Today’s newsletter highlights our two most recent feature articles: LinuxSecurity User Survey Results: How Do You Compare? and How Secure Is Linux?. We also examine various topics including three decade-old kernel bugs that have been discovered and patched and TeLOS Linux, a new Debian-based distro that offers a unique modern approach on the Linux desktop on top of the latest GNU/Linux technologies. Happy Monday - and happy reading!
How Secure Is Linux? - This article will examine the key factors that contribute to the robust security of Linux, and evaluate the level of protection against vulnerabilities and attacks that Linux offers administrators and users.
The Solarwinds security blunders have raised awareness of the importance of protecting software supply chains from unauthorized changes. Now, the Linux Foundation and partners have created a new free cryptographic software signing service to improve open-source program security.
Experts including Dr. David Wheeler, Director of Open Source Software Supply Chain Security at the Linux Foundation , discuss the growing trend in software supply chain attacks which use dependency or namespace confusion techniques, and how to secure software supply chains against these attacks.
This LinuxSecurity.com feature article was recently featured on the frontpage of Slashdot. While all Linux 'distros' " or distributed versions of Linux software " are secure by design, certain distros go above and beyond when it comes to protecting users' privacy and security . We've put together a list of our favorite specialized secure Linux distros and spoken with some of their lead developers to find out first-hand what makes these distros so great.
Linus Torvalds has warned of a nasty security bug in the first release candidate (RC) of the Linux kernel 5.12, which he has deemed a "double ungood" that can have catastrophic consequences for a computer's filesystem.
Mozilla has released Firefox 86.0.1 to address various bugs that might affect all supported platforms.
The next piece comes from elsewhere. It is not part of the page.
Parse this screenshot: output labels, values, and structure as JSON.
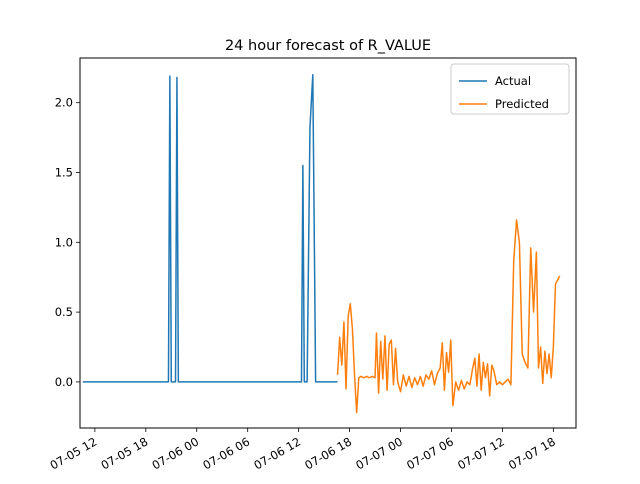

This includes a bugfix update remedying a frequent crash on Linux systems that occurred during browser launch.
OPNsense is an open-source, FreeBSD-based firewall and routing security software that also acts as a DNS resolver for all of your desktops and mobile devices. Learn how to configure the OPNsense DNS resolver to encrypt all DNS queries to protect from eavesdropping and increase your privacy and security online in this tutorial.